Note; you should use the XenEs API as it will determine the index type (ie if it is single type or not). You will need an additional 'must' clause which limits your query to threads. Changing the key from "_type" (ES 5.x support) to "type" (single type index support) depending on the run-time configuration of ElasticSearch.
 
Got it.

Here's the query which works with ElasticSearch 6.0.

PHP:
$data_string = '{
	"from" : 0, "size" : "' . $maximumResults . '",
	"query" : {
		"bool" : {
			"must" : {
				"match" : {
					"title" : {
						"query" : "' . $searchWord1 . ' ' . $searchWord2 .  ' ' . $searchWord3 . '",
						"operator" : "and"
					}
				}
			},
			"filter" : {
				"bool" : {
					"must" : [
					{
						"term" : {
							"node" : "' . $currentNodeId . '"
						}
					},
					{
						"term" : {
							"type" : "thread"
						}
					}
					],
					"must_not" : {
						"term" : {
							"discussion_id" : "' . $currentThreadId . '"
						}
					}										
				}
			}
		}
	},
	"sort": { 
		"date": {"order": "desc" }
	}						
}';
 
@AndyB how you are constructing the json request to be sent to ElasticSearch is insecure.

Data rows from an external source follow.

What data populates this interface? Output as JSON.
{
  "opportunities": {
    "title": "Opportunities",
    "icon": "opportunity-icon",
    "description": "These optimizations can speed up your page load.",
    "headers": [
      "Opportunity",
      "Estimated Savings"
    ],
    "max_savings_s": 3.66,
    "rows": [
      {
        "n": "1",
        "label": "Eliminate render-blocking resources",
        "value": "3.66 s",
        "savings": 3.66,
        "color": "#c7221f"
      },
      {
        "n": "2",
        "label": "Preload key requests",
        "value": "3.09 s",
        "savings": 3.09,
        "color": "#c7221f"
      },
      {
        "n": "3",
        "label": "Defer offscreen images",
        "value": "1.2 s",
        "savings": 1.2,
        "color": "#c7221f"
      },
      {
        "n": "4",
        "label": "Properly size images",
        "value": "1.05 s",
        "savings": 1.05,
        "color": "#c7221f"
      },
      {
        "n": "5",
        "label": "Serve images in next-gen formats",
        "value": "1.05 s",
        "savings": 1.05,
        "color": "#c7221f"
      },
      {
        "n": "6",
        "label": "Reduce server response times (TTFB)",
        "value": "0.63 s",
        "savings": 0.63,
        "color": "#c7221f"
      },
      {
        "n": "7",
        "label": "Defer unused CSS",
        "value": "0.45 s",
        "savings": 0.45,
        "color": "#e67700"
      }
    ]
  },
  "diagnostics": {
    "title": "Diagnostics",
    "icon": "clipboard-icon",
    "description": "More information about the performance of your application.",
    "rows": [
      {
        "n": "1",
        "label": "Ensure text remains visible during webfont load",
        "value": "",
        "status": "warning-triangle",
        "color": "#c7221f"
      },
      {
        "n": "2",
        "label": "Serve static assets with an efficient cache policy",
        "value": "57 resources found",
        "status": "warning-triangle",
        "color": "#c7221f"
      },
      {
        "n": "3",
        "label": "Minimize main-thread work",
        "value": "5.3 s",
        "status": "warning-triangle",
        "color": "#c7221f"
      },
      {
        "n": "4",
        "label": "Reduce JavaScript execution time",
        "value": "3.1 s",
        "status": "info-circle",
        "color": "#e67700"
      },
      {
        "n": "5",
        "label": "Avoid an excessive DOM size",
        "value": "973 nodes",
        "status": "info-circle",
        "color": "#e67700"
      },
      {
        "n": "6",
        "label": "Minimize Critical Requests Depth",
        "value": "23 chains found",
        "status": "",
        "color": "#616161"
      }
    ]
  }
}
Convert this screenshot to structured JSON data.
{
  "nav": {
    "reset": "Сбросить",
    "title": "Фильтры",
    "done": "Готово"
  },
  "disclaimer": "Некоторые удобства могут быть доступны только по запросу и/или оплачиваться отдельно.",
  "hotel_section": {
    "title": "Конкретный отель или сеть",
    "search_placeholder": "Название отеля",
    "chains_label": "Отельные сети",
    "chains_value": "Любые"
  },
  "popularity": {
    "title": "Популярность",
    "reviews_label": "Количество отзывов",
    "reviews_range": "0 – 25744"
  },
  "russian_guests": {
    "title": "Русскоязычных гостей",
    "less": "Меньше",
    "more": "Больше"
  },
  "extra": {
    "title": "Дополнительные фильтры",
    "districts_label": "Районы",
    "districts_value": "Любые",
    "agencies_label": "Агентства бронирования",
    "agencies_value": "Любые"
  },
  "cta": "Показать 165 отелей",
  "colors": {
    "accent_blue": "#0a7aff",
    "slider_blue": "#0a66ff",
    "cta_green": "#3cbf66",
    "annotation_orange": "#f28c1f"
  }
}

ElasticSearch has the ability to execute arbitrary scripts via dynamic script as defined in the json payload. This has historically been insecure as they have gone through ~2 different scripting languages trying to find a secure one, and the one they are currently using hasn't been around for long.

XFES 2.0 still supports versions of ElasticSearch with these vulnerable scripting setups, especially if all dynamic scripting is allowed.

Blind string concatenation of payload and user data is rarely a good idea. Either with SQL, JSON, other formats.